Fermented foods can sound like a daunting task to take on yourself… but as it turns out, it’s not so hard! And sauerkraut is especially easy. I just made my first batch and had to share it.
The fermented food inspiration came to mind after a recent nutrition school lesson on treating and feeding the gut. We all know how great probiotics and a yogurt a day can be for you. Getting more friendly gut bacteria is super important to support healthy digestion and your immune system. It’s the epicenter of your health and has to always come first and foremost.
tip: adding a large cabbage leaf to the top as a cap keeps your weight from touching all of your kraut.
Adding fermented foods in to your day to day is a great habit to form, as it will aid in digestion. It’s also something very common across cultures, and it’s usually found in just a small amount on the table at a meal. Like that small pickled ginger on your sushi plate for example!
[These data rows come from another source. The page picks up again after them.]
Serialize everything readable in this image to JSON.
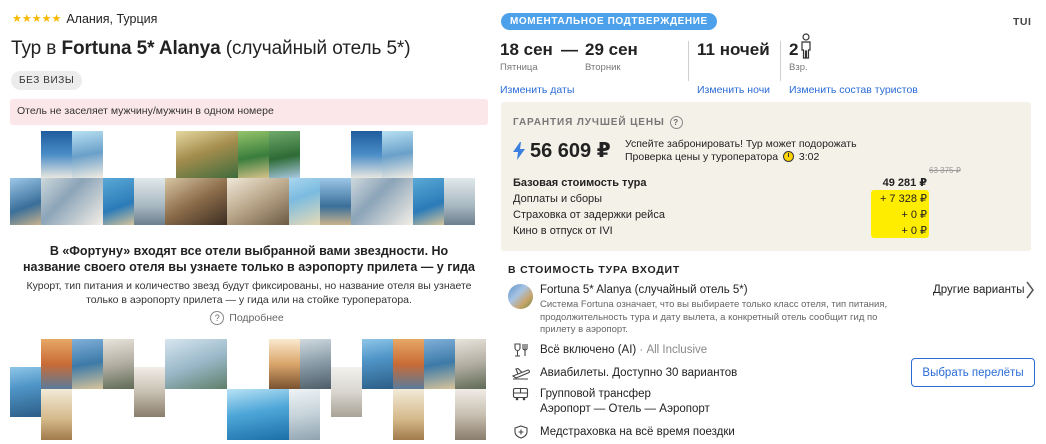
{
  "header": {
    "stars": "★★★★★",
    "location": "Алания, Турция",
    "title_prefix": "Тур в ",
    "title_bold": "Fortuna 5* Alanya",
    "title_suffix": " (случайный отель 5*)",
    "visa_badge": "БЕЗ ВИЗЫ",
    "warning": "Отель не заселяет мужчину/мужчин в одном номере"
  },
  "fortune": {
    "heading": "В «Фортуну» входят все отели выбранной вами звездности. Но название своего отеля вы узнаете только в аэропорту прилета — у гида",
    "description": "Курорт, тип питания и количество звезд будут фиксированы, но название отеля вы узнаете только в аэропорту прилета — у гида или на стойке туроператора.",
    "more_label": "Подробнее",
    "help_icon": "?"
  },
  "booking": {
    "confirm_badge": "МОМЕНТАЛЬНОЕ ПОДТВЕРЖДЕНИЕ",
    "operator": "TUI",
    "date_from": "18 сен",
    "date_dash": "—",
    "date_to": "29 сен",
    "day_from": "Пятница",
    "day_to": "Вторник",
    "nights": "11 ночей",
    "tourists_count": "2",
    "tourists_label": "Взр.",
    "change_dates": "Изменить даты",
    "change_nights": "Изменить ночи",
    "change_tourists": "Изменить состав туристов"
  },
  "price": {
    "guarantee_label": "ГАРАНТИЯ ЛУЧШЕЙ ЦЕНЫ",
    "help_icon": "?",
    "total": "56 609 ₽",
    "note_line1": "Успейте забронировать! Тур может подорожать",
    "note_line2": "Проверка цены у туроператора",
    "timer": "3:02",
    "old_price": "63 375 ₽",
    "rows": [
      {
        "label": "Базовая стоимость тура",
        "value": "49 281 ₽"
      },
      {
        "label": "Доплаты и сборы",
        "value": "+ 7 328 ₽"
      },
      {
        "label": "Страховка от задержки рейса",
        "value": "+ 0 ₽"
      },
      {
        "label": "Кино в отпуск от IVI",
        "value": "+ 0 ₽"
      }
    ]
  },
  "included": {
    "title": "В СТОИМОСТЬ ТУРА ВХОДИТ",
    "hotel_name": "Fortuna 5* Alanya (случайный отель 5*)",
    "hotel_desc": "Система Fortuna означает, что вы выбираете только класс отеля, тип питания, продолжительность тура и дату вылета, а конкретный отель сообщит гид по прилету в аэропорт.",
    "other_options": "Другие варианты",
    "meal": "Всё включено (AI)",
    "meal_sub": " · All Inclusive",
    "flights": "Авиабилеты. Доступно 30 вариантов",
    "choose_flights": "Выбрать перелёты",
    "transfer_line1": "Групповой трансфер",
    "transfer_line2": "Аэропорт — Отель — Аэропорт",
    "insurance": "Медстраховка на всё время поездки"
  },
  "colors": {
    "accent_blue": "#2a6bd6",
    "badge_blue": "#4da0ea",
    "star_yellow": "#f6b800",
    "highlight_yellow": "#ffed00",
    "price_bg": "#f4f1e8",
    "warning_bg": "#fbe7ea"
  }
}
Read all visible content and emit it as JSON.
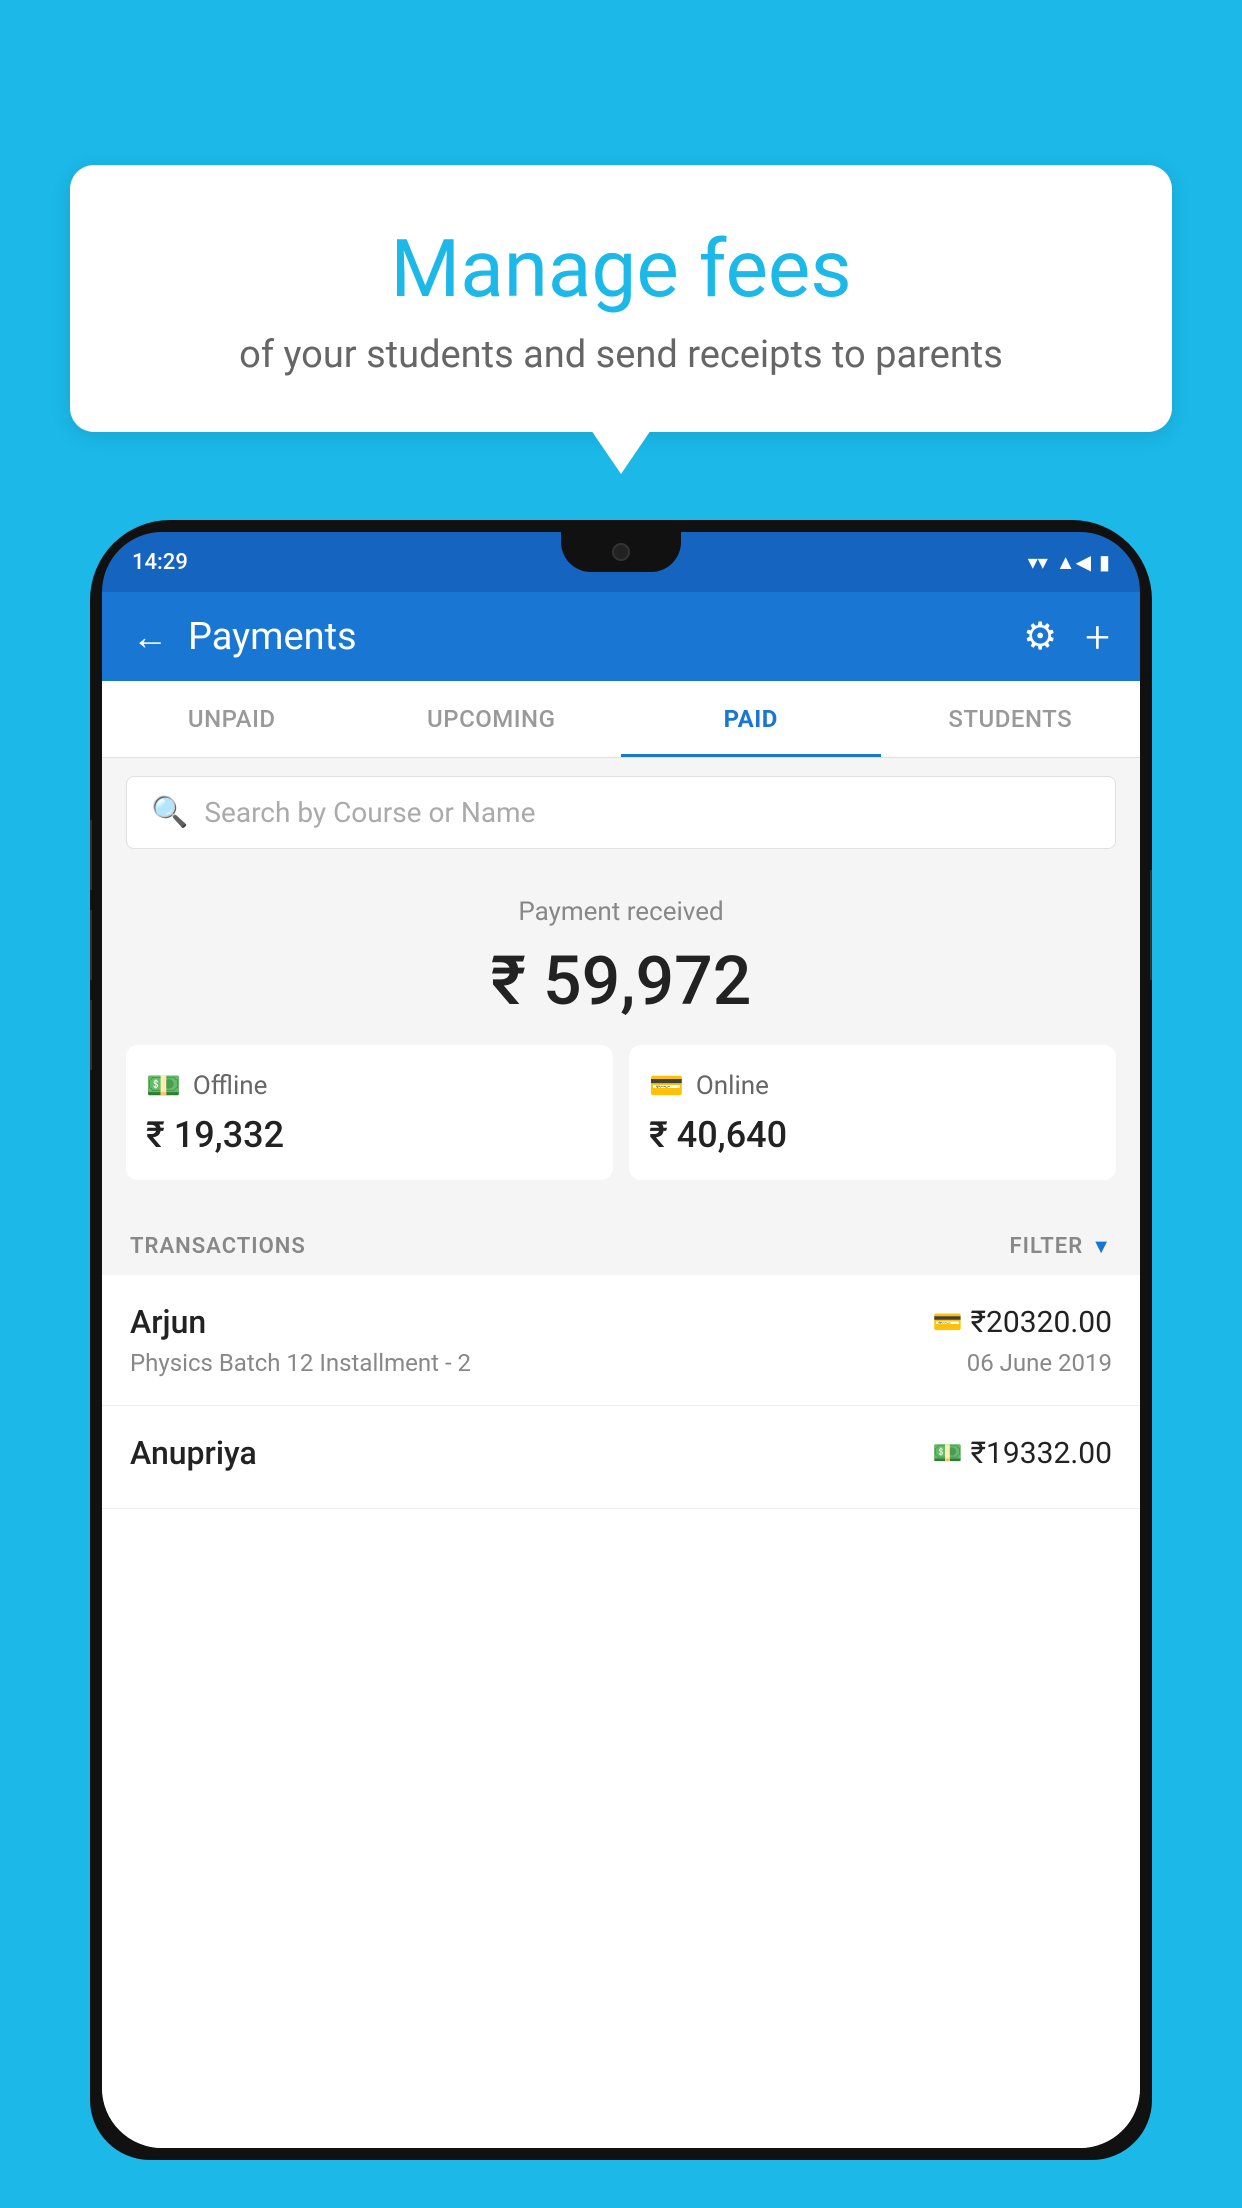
{
  "background_color": "#1BB8E8",
  "speech_bubble": {
    "title": "Manage fees",
    "subtitle": "of your students and send receipts to parents"
  },
  "status_bar": {
    "time": "14:29",
    "wifi": "▾",
    "signal": "▲",
    "battery": "▮"
  },
  "header": {
    "title": "Payments",
    "back_label": "←",
    "gear_label": "⚙",
    "plus_label": "+"
  },
  "tabs": [
    {
      "id": "unpaid",
      "label": "UNPAID",
      "active": false
    },
    {
      "id": "upcoming",
      "label": "UPCOMING",
      "active": false
    },
    {
      "id": "paid",
      "label": "PAID",
      "active": true
    },
    {
      "id": "students",
      "label": "STUDENTS",
      "active": false
    }
  ],
  "search": {
    "placeholder": "Search by Course or Name"
  },
  "payment_summary": {
    "label": "Payment received",
    "amount": "₹ 59,972",
    "offline_label": "Offline",
    "offline_amount": "₹ 19,332",
    "online_label": "Online",
    "online_amount": "₹ 40,640"
  },
  "transactions": {
    "header_label": "TRANSACTIONS",
    "filter_label": "FILTER",
    "items": [
      {
        "name": "Arjun",
        "course": "Physics Batch 12 Installment - 2",
        "amount": "₹20320.00",
        "date": "06 June 2019",
        "payment_type": "card"
      },
      {
        "name": "Anupriya",
        "course": "",
        "amount": "₹19332.00",
        "date": "",
        "payment_type": "cash"
      }
    ]
  }
}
So I’m resolving to include a little plate of something fermented with dinner. My morning coconut yogurt is great but, but fermented vegetables are next level. There are often many more strains of bacteria found in something like a couple ounces of sauerkraut! So, I figured I’d start slow and easy with this two-ingredient sauerkraut and work my way up to different flavors from there. You can get pretty creative with it. And using red cabbage makes for a magenta sauerkraut which is stunning on any plate!
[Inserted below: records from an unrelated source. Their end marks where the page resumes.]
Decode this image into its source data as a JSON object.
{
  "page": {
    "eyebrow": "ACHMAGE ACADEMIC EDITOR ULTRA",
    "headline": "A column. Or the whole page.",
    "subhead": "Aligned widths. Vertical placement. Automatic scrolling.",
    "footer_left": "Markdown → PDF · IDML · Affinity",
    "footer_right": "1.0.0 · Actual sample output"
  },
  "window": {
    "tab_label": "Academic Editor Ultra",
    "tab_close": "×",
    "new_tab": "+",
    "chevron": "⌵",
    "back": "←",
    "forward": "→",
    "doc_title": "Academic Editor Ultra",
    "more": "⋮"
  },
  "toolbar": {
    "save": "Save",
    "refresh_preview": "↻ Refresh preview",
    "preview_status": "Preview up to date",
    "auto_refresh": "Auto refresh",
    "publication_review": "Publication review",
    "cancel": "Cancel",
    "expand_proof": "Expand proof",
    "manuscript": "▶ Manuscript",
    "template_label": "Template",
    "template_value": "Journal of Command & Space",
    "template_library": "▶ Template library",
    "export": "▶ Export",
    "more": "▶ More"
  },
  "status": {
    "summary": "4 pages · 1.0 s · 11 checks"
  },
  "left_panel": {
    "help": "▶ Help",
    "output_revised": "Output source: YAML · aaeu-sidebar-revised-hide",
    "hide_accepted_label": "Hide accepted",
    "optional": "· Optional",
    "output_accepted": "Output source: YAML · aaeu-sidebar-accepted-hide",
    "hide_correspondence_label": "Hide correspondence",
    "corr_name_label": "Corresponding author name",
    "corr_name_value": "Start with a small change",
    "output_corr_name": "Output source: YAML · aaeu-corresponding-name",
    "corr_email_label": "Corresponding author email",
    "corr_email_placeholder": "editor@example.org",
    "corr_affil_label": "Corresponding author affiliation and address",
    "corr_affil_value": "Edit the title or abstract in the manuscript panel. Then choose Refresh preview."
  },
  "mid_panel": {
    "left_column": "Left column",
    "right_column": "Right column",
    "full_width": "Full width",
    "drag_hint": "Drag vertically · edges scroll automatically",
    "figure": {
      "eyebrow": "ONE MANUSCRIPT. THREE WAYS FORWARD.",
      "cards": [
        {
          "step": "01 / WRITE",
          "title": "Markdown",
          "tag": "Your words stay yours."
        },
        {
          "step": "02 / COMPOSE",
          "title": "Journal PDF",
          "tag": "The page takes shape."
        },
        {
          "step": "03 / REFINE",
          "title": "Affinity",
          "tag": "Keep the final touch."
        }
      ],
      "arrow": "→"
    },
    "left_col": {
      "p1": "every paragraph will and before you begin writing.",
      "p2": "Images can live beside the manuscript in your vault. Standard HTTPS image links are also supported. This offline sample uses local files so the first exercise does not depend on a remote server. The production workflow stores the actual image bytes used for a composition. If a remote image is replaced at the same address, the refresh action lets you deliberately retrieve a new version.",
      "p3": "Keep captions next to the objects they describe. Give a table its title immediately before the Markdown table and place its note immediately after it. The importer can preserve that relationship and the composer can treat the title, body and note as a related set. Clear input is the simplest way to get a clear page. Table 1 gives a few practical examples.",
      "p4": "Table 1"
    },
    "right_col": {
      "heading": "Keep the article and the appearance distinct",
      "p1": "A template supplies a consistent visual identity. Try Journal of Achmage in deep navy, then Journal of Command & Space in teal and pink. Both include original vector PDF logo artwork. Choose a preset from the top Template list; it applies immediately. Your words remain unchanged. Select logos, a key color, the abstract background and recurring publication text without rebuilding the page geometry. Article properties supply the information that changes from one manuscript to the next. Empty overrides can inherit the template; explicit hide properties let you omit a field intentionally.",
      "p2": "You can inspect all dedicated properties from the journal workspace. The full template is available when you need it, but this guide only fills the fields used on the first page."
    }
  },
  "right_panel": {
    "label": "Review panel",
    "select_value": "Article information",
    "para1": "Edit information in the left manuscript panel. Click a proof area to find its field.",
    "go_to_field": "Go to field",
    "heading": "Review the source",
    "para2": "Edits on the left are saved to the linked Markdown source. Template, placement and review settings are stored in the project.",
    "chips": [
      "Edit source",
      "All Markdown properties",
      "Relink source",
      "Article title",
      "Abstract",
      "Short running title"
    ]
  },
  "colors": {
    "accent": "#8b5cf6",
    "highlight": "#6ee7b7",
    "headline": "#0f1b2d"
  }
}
- 1 medium head of cabbage (red or green)
- 1-1½ tbsp kosher salt or ¾ tbsp sea salt
- optional: caraway seeds or other seasonings
- 2-quart wide mouth mason jar
- one smaller jar that fits inside the larger one (like a jelly jar)
- rocks, dry beans or weights
- cheesecloth or dish towel
- chef's knife or mandolin and cutting board
- Slice cabbage thinly using either a knife and board or mandolin for extra thin slices. The thinner you slice it the quicker it will ferment. Reserve one good leaf from the cabbage head to use as a cap later.
- Add salt to a bowl with the sliced cabbage and with your hands massage for 5-10 minutes as natural water releases from the cabbage and it becomes limp.
- Add cabbage and liquid to the mason jar and tightly pack it using your hands or a large spoon. Add the cabbage leaf from before on top as a cap.
- In the small jar, add rocks or other weights to it and close. Add this smaller jar to the top of the cabbage and squeeze down.
- Cover the jar with a cheesecloth or dish towel and rubber band.
- Store the jar on your counter at room temperature for 3-10 days as it ferments. For the first 24 hours, press down on the small weighted jar every once in a while (you should see after the first day that the water is covering all the cabbage).
- After the 3rd day, taste the cabbage each day until you like the taste. You should start to see the color change after the 3rd day (red cabbage should turn from purple to pink and green cabbage will turn yellow). If you find any mold, discard the whole batch.
- Once you're ready and like the taste, remove the small weighted jar and put the mason jar lid on and store in the refrigerator for up to several months.